Spandau sei bereits heute mit knapp 14.000 Wohnungen ein Schwerpunktbezirk der Gewobag. Die Strategie sieht einen Zuwachs auf 72.600 Wohneinheiten bis zum Jahr 2026 vor, davon weitere 4.000 in Spandau.

"Waterkant Berlin" macht den Auftakt in der Wasserstadt Oberhavel

In verschiedenen Projekten von privaten sowie kommunalen Investoren sollen in der Wasserstadt Oberhavel in Spandau in den kommenden Jahren unter dem Projektnamen "Waterkant Berlin" insgesamt mehr als 7.500 Wohnungen entstehen, wie die Berliner Morgenpost berichtete.

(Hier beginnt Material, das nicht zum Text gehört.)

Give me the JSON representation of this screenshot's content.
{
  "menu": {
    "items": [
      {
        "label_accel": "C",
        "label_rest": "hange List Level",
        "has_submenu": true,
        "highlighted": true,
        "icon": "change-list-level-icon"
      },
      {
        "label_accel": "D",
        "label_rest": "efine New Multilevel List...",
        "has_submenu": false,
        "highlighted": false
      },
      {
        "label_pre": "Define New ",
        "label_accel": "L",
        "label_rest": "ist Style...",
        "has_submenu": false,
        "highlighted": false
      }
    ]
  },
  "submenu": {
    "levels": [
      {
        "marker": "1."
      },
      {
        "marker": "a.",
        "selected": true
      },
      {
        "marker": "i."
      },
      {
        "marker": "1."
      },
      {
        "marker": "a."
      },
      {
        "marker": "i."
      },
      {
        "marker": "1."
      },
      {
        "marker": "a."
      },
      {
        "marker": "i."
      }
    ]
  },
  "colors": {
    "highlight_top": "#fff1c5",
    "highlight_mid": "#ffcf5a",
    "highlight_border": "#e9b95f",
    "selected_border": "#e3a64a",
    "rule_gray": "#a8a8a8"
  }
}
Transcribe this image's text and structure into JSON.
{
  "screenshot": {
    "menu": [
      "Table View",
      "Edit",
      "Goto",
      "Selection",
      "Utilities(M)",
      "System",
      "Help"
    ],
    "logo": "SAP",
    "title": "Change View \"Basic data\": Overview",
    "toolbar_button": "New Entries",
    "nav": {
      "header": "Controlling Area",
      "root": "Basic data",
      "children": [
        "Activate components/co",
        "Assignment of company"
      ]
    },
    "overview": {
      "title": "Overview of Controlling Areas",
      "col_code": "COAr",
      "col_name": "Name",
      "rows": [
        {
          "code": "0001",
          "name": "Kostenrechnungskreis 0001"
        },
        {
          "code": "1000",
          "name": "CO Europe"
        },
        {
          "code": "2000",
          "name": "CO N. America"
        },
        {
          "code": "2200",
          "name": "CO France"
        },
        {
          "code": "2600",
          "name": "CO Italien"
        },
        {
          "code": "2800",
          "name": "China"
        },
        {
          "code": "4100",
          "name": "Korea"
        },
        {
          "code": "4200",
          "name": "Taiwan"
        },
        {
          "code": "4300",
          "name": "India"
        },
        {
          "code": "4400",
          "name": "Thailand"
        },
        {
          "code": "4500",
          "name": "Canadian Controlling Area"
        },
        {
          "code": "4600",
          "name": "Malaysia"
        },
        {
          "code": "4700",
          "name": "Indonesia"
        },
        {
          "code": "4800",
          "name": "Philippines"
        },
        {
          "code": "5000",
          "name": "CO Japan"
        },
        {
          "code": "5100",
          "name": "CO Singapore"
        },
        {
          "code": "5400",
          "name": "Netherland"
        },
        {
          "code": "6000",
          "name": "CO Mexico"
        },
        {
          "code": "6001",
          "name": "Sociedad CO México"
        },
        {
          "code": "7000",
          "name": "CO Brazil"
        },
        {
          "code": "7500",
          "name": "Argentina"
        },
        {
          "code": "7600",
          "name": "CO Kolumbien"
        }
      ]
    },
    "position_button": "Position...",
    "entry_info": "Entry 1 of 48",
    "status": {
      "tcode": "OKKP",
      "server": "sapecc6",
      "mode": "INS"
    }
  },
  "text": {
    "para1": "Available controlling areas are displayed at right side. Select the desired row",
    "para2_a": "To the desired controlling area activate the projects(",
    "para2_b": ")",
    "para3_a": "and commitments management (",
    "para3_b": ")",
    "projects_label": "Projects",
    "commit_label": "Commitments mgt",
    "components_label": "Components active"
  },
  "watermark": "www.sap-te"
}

Bereits in den 90er-Jahren sei die Wasserstadt Oberhavel zum städtebaulichen Entwicklungsgebiet erklärt worden, heißt es in dem Bericht, da das erwartete Bevölkerungswachstum zunächst ausblieb, lagen die Flächen auf dem 76 Hektar großen Areal jahrzehntelang weitgehend brach. Jetzt werden hier Wohnungen gebraucht.

"Das Schaffen von bezahlbaren Wohnraum ist eine der zentralen Aufgaben in der Stadt", sagte Stadtentwicklungssenatorin Katrin Lompscher (Linke) bei der Grundsteinlegung. Die Berliner Landesregierung hat sich inzwischen auch über die zum Teil wohnbauliche Nutzung des neun Hektar großen früheren Knorr-Bremse-Areals in Berlin-Marzahn geeinigt. Und der Berliner Senat will den kommunalen Wohnungsgesellschaften Bauland künftig schneller kostenlos übertragen als bisher.

Teilprojekt 1: Haselhorst / Daumstraße

Gebaut wird nach Informationen von Gewobag an beiden Seiten der Havel, in den Spandauer Stadtteilen Hakenfelde und Haselhorst. Im Teilprojekt 1 werden in Haselhorst an der Daumstraße die Baufelder 13, 14 und 17 mit 362 Mietwohnungen bebaut. Die Fertigstellung ist für Mitte 2020 vorgesehen. Es entstehen 72 Ein-Zimmer-Wohnungen, 127 Zwei-Zimmer-Wohnungen, 96 Drei-Zimmer-Wohnungen und 67 Vier-Zimmer-Wohnungen.